Quand François a parlé d’amour, il a parlé de cet amour : de l’amour qui restaure la communauté, qui enlève toute source d’amertume, qui fait entrer le paria dans le bercail, qui ne fuit aucun homme. C’est l’amour qu’il a vécu, l’amour que nous devons vivre si nous voulons que notre vie soit marquée par notre engagement envers le Christ. Il est temps – il est plus que temps – de cesser d’avoir peur de cet engagement, de devenir disposés à mettre de côté tout ce qui nous sépare les uns des autres.
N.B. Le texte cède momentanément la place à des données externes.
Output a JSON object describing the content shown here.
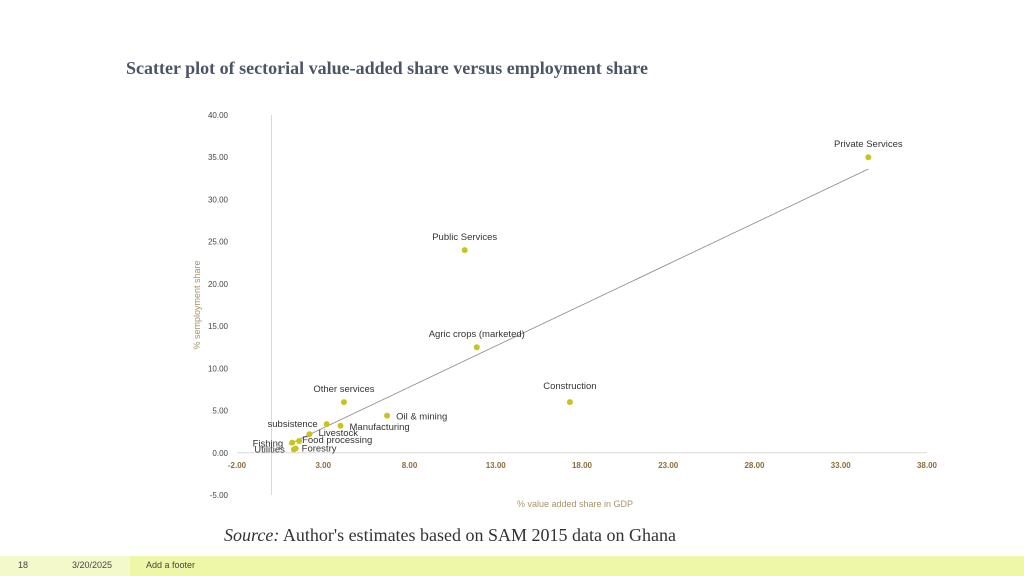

Ne pas s’accrocher à nos diplômes, à notre éducation, à nos belles maisons, comme s’ils étaient la mesure de notre valeur, alors que le véritable or en nous est l’image de Dieu, que nous n’avons rien fait pour gagner, et qui ne peut être enlevé – seulement caché par notre désir d’être plus que les autres, alors que le chemin qui mène à Dieu mène toujours vers le bas, et ne peut être parcouru qu’à mains vides. L’histoire de François et du lépreux nous présente deux chemins : le chemin de l’amertume, qui considère la perte comme un tourment, et le chemin de la sainteté, qui embrasse la perte avec joie. La perte, bien sûr, viendra : “l’empressement est tout”. (Hamlet, V.ii.218)
Jeudi matin, je suis allé au parc avec mon chien et mon livre préféré sur François. J’avais l’intention de lire, mais tout était si beau, une parfaite journée d’automne. J’ai été envoûtée par la lumière qui brillait sur l’eau et, au-delà, par un flottement de feuilles dorées, comme si cette lumière avait pris chair. La colline était saupoudrée de fleurs de couleur lavande et il y avait une brise fraîche. Les oiseaux s’élevaient et tombaient, leurs ailes traçant des arcs éphémères dans le ciel. Je me suis dit : “S’il n’y avait eu qu’aujourd’hui, tout cela en aurait valu la peine.” Et puis, j’ai compris dans mon coeur : ce moment de joie était gratuit. Je ne l’avais pas payé et je n’aurais pas pu l’acheter, et on ne pouvait pas me l’enlever. C’était la vérité que vivait François : que le nécessaire est donné, et qu’il suffit de tendre la main, et de verser son cœur en retour.